Shortly after Gracchus' unsuccessful social revolution, Rome becomes a kingdom ("Principate"), an empire led by Emperor. It is true that Rome had never been a democracy, it was an oligarchy - a republican aristocratic society that resepcted people's voice and that was in political and moral decline at the time of Gracchus; and with the coming of Caesar, the first leader aiming unlimited power, more than 500 years of republican, aristocratic tradition were canceled.

The first political lesson from this story is that the balance of power and the relative social equality in democratic societies should be sacred political goals. It is in the interest of all political parties and groups social equality and the equality under the law to be preserved. Political flexibility, which is a feature only of democratic societies, would be lost without equality and justice - if the majority become impoverished and the opportunity for enrichment and personal growth based on merit cease, and a tiny minority amass and control the wealth and the politics of a nation, then we can expect either a revolution or tyranny. Poor and angry citizens cannot support democratic institutions, they don't build great societies. Once the social equality and justice (and freedom) are destroyed, then comes the time of political populists and usurpers.

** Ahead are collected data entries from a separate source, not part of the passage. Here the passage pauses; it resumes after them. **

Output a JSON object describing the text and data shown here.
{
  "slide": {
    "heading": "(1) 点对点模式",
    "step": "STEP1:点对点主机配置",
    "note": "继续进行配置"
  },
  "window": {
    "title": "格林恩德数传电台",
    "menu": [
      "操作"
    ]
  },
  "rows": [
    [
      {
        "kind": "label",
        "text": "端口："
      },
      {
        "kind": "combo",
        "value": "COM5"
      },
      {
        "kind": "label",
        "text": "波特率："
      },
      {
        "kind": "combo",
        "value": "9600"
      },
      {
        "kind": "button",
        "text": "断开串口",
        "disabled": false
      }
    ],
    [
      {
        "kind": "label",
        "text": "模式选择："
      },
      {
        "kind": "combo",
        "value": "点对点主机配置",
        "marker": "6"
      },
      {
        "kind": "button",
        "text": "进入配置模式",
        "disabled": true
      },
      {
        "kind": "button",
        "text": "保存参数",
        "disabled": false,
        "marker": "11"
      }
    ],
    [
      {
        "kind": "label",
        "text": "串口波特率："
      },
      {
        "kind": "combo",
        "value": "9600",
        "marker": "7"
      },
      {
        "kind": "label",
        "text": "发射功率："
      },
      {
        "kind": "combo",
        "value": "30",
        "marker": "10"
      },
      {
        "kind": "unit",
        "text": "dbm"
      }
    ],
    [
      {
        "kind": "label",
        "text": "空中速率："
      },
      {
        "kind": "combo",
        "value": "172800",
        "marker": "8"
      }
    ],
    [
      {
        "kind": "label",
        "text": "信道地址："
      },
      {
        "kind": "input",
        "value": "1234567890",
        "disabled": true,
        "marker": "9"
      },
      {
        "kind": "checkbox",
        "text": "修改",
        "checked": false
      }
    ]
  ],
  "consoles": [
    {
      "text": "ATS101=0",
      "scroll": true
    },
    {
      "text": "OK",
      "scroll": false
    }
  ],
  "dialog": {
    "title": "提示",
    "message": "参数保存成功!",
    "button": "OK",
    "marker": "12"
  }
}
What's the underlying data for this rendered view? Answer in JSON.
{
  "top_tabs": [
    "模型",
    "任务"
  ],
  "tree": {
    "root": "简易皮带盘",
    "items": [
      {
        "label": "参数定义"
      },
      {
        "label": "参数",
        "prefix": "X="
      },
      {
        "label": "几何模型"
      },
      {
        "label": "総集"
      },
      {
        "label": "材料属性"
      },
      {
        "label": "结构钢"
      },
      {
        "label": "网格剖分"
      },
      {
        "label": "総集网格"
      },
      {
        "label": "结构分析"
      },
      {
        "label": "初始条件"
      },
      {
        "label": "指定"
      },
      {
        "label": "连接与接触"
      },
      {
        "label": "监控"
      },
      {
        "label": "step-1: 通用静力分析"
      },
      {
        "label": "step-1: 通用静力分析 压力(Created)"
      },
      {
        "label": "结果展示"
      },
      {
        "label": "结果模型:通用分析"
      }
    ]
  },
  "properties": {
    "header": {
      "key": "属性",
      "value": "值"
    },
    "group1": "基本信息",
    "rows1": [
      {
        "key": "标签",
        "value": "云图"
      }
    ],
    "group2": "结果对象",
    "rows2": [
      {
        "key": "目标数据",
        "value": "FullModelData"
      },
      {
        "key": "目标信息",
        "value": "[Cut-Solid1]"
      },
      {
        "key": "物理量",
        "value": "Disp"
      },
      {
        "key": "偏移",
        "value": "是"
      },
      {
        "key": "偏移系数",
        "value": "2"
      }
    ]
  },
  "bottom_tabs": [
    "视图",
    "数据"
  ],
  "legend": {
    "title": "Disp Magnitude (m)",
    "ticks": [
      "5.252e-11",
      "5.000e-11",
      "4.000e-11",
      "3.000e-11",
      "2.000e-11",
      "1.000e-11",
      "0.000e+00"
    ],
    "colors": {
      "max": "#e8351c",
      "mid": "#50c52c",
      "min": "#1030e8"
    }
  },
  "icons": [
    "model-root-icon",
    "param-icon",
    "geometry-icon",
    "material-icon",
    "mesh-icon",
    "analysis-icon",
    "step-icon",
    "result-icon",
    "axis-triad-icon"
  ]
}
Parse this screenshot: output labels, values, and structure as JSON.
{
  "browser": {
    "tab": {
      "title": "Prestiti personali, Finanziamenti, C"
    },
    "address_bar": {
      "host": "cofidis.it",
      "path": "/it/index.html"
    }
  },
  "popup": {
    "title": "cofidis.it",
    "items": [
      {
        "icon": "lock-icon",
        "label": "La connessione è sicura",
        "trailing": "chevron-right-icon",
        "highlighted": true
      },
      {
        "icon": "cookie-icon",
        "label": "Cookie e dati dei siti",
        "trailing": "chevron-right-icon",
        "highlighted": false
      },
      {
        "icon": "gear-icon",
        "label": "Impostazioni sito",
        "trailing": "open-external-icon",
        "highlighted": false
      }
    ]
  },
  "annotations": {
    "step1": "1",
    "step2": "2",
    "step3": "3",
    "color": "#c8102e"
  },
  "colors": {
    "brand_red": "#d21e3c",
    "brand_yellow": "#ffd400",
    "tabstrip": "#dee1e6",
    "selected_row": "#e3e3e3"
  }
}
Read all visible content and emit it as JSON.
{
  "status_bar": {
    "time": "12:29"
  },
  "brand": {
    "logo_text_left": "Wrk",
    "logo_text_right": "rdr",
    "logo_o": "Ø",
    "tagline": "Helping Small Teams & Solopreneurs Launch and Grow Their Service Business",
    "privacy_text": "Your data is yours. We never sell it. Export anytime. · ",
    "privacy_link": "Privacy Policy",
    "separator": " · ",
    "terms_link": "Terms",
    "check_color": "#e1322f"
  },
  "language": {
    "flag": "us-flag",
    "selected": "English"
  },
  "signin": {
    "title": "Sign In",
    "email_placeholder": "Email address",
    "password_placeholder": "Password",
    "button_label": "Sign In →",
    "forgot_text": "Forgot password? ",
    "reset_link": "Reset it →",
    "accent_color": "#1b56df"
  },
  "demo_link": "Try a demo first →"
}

The second lesson is that the reforms - social, economic and political - should be made while the problems are still "hot." They should be made with energy and boldness. There is always a risk in the immediate political action, but the late response is even more dangerous. In the case of Rome, namely the slow reaction or rather inaction, the long lasting unwillingness of the Roman elite (and society in general) to make changes in its distorted social and political order, was the source of all troubles and eventually the biggest reason for the destruction of the great ancient Roman republic.